I run Ubuntu Hirsute - the development release which will become 21.04 - on a bunch of systems. It’s a trade-off though, getting the latest crack each and every day. Being at the bleeding edge of new packages landing means I can experience brand new shiny bugs on my systems. Bugs like 1915579 which rendered my system unbootable. Nobody wants to see this on boot:

initramfs prompt

I had updated yesterday and clearly something went wrong. A colleague filed a bug as they’d seen the same thing recently. For them it was their primary machine so they nuked it from orbit. As I experienced the bug on my laptop, a secondary machine, I was fine with leaving it alone, in case I could get some debug information from it, or repair it. I confirmed the bug and went to bed, as it was getting late.

I woke to find ‘our’ bug had been marked as a duplicate of 1915579, along with a bunch of others. So it’s clear other people are affected. There was some discussion on IRC about it yesterday as developers worked quickly to undo the breakage before it hit more users.

Most Ubuntu users don’t actually run the latest development release, probably a tiny fraction of one percent in total. A bunch of us Canonical people do, clearly, and many community contributors and QA people do too. But it’s not really a good idea in general to run a production machine on a development release of Ubuntu. We are where we are though.
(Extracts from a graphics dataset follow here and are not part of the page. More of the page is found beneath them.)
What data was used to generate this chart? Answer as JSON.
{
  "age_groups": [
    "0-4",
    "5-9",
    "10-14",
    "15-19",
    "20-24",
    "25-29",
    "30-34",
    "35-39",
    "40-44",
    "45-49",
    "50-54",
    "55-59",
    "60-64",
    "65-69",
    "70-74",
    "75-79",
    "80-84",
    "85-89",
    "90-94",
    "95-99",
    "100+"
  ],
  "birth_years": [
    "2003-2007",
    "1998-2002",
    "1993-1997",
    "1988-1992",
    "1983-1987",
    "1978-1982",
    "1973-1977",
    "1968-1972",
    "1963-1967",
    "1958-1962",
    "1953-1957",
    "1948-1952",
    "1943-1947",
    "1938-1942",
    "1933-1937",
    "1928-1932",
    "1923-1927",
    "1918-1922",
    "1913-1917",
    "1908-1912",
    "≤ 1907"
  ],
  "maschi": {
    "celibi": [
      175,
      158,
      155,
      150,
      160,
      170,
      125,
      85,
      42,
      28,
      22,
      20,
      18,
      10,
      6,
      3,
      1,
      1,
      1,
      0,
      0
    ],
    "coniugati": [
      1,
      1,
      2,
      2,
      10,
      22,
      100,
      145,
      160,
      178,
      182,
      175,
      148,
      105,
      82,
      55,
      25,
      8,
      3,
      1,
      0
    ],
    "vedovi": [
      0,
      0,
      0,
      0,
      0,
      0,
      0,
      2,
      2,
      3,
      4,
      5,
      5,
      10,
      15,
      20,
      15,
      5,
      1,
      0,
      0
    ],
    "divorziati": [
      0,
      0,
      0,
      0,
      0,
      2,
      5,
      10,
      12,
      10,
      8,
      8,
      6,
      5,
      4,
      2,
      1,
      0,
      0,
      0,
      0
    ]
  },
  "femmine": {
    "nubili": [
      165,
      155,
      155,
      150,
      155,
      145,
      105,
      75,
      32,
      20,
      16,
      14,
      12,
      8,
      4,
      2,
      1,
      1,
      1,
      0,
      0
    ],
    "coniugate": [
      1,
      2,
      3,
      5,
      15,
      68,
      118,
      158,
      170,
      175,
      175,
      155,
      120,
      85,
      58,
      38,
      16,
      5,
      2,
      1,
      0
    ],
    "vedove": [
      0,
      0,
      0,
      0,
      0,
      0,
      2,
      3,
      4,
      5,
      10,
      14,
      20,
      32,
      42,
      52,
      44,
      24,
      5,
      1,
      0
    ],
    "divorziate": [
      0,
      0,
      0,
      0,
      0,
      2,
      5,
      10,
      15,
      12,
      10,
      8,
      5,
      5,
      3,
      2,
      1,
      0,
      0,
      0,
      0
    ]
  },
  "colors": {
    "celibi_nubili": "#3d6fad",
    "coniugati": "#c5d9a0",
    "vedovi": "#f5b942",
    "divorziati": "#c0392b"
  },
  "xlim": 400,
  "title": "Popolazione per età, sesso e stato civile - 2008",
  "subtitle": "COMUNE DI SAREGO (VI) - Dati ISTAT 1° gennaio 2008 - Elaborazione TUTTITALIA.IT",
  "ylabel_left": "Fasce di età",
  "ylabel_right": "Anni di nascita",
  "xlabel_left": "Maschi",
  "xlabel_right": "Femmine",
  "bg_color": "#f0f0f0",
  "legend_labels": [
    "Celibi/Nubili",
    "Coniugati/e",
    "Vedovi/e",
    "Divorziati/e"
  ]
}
The bug came about because (for some reason) the /usr/share/initramfs-tools/hooks/lvm2 binary ended up not being executable. That’s a problem when you have LUKS full disk encrypted drive which leverages LVM. Thankfully a few helpful people contributed across the various duplicate bugs to provide instructions on how to fix the problem on an unbootable system. So here’s what I did.

  • On my primary machine, grab a supported Ubuntu Desktop ISO and chuck it on a USB stick with ddrescue -d -D --force ubuntu-20.10-desktop-amd64.iso /dev/sda (where /dev/sda is my empty USB key)
  • Boot the broken system to the live environment on the USB key
  • Make sure the system is attched to power, I don’t want to be faffing round with boot stuff and the power go out
  • Connect to the WiFi so I can read the instructions on 1915579
  • Open a terminal, and run the following commands
sudo -i
cryptsetup luksOpen /dev/sda3 sda3_crypt  # enter encryption passphrase when prompted
vgscan && vgchange -ay vgubuntu           # activate the lvm volume group
mount /dev/vgubuntu/root /mnt             # mount the root partition
mount /dev/sda2 /mnt/boot                 # mount the /boot partition
mount --bind /dev /mnt/dev                # bind mount directories needed to chroot in
mount --bind /sys /mnt/sys
mount --bind /proc /mnt/proc
cp /etc/resolv.conf /mnt/etc              # copy in the resolver config (needed this for DNS) 
                                          # to the mounted fs
chroot /mnt                               # chroot into the mounted filesystem, to fix it
chmod 755 /usr/share/initramfs-tools/hooks/lvm2 # fix the issue by making lvm2 executable
update-initramfs -u                       # rebuild the initramfs
^d                                        # exit the chroot
reboot                                    # cross fingers, pray, sacrifice a chicken etc

🤞

Phew!

Success! 🎉

I’m not sure what checks need to be put in place to prevent this kind of thing happening again, because it really sucks to dump people at (initramfs) on boot - even if it is on a development release. We need to do better here!